La cartelera porteña tiene un claro candidato a convertirse en el gran fenómeno teatral de la temporada. Charlie y la fábrica de chocolate, protagonizada por Agustín Aristarán "Rada", Mery del Cerro y Sebastián Almada, deslumbra cada noche en el mítico Teatro Gran Rex con una producción que combina emoción, humor, magia y una puesta en escena de nivel internacional.
Desde el momento en que se levanta el telón, el espectáculo deja en claro que se trata de una de las apuestas más ambiciosas del año. La escenografía, los efectos especiales, las pantallas, los trucos de magia y hasta los vuelos sobre la platea convierten a la obra en una experiencia inmersiva que sorprende tanto a chicos como a adultos.
Uno de los grandes responsables de ese impacto es Rada, quien realiza una interpretación impecable de Willy Wonka. El artista logra transmitir toda la esencia del excéntrico fabricante de chocolates, con una mezcla perfecta de humor, ternura, misterio y extravagancia. Su carisma atraviesa el escenario y llega directo al público, que le devuelve ese cariño con una de las ovaciones más fuertes de la noche al finalizar la función.
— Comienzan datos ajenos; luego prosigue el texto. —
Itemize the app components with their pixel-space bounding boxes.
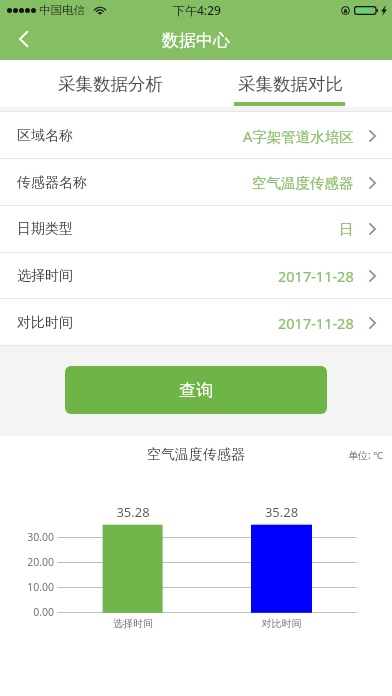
- staticText: 中国电信: [39, 3, 85, 17]
- staticText: 30.00: [10, 530, 54, 544]
- button[interactable]: 对比时间: [0, 299, 392, 346]
- button[interactable]: 采集数据对比: [201, 60, 380, 107]
- staticText: 查询: [179, 380, 213, 401]
- button[interactable]: 查询: [65, 366, 327, 414]
- staticText: 对比时间: [241, 617, 322, 630]
- staticText: 采集数据分析: [58, 73, 163, 95]
- staticText: 下午4:29: [173, 2, 221, 18]
- staticText: 对比时间: [17, 314, 73, 332]
- staticText: 采集数据对比: [238, 73, 343, 95]
- staticText: 单位: ℃: [348, 448, 384, 462]
- staticText: 选择时间: [17, 267, 73, 285]
- button[interactable]: 采集数据分析: [21, 60, 200, 107]
- button[interactable]: 日期类型: [0, 205, 392, 252]
- button[interactable]: 选择时间: [0, 252, 392, 299]
- button[interactable]: 区域名称: [0, 112, 392, 159]
- staticText: 35.28: [103, 503, 163, 521]
- staticText: 选择时间: [93, 617, 173, 630]
- staticText: 日: [339, 220, 354, 238]
- staticText: 2017-11-28: [278, 313, 354, 333]
- staticText: 传感器名称: [17, 174, 87, 192]
- staticText: 日期类型: [17, 220, 73, 238]
- staticText: A字架管道水培区: [243, 126, 354, 146]
- staticText: 10.00: [10, 580, 54, 594]
- staticText: 35.28: [251, 503, 312, 521]
- button[interactable]: 传感器名称: [0, 159, 392, 206]
- staticText: 空气温度传感器: [147, 446, 245, 464]
- staticText: 0.00: [10, 605, 54, 619]
- button[interactable]: 返回: [4, 20, 42, 58]
- staticText: 空气温度传感器: [252, 174, 354, 192]
- staticText: 20.00: [10, 555, 54, 569]
- staticText: 区域名称: [17, 127, 73, 145]
- staticText: 数据中心: [162, 30, 230, 51]
- staticText: 2017-11-28: [278, 266, 354, 286]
El personaje creado por Roald Dahl encuentra en Rada a un intérprete ideal. Ese genio soñador capaz de transformar el chocolate en magia y la imaginación en realidad está representado con enorme sensibilidad y un despliegue escénico que sostiene la obra de principio a fin.
Por su parte, Mery y Almada brillan en sus roles como la madre y el abuelo de Charlie. Ambos aportan calidez y emoción a una historia que tiene momentos profundamente conmovedores. Algunos de sus monólogos logran emocionar hasta las lágrimas a más de un espectador, generando un equilibrio perfecto entre el espectáculo visual y el costado humano del relato.

Otro de los puntos altos es el trabajo del elenco infantil. Los personajes de Charlie, Augustus, Violet, Veruca y Mike Teavee son interpretados por distintos jóvenes artistas que se alternan en las funciones, pero todos demuestran un nivel de preparación y talento que está a la altura de semejante producción.
Basado en la inolvidable novela de Roald Dahl y en la popular adaptación cinematográfica, el musical ya conquistó escenarios de todo el mundo desde su estreno en el West End de Londres en 2013 y su posterior desembarco en Broadway. Ahora, la versión argentina demuestra que está a la altura de las grandes producciones internacionales.
Más allá del despliegue técnico y artístico, la obra deja un mensaje esperanzador sobre los sueños, la familia, la imaginación y la importancia de conservar la capacidad de asombro. Una historia que invita a creer que, incluso en los momentos más difíciles, siempre puede aparecer una puerta dorada hacia algo extraordinario.
Con funciones que suelen culminar entre aplausos de pie y espectadores emocionados, Charlie y la fábrica de chocolate se consolida como el espectáculo más imponente del año en la Calle Corrientes y una cita obligada para quienes buscan vivir una experiencia teatral inolvidable.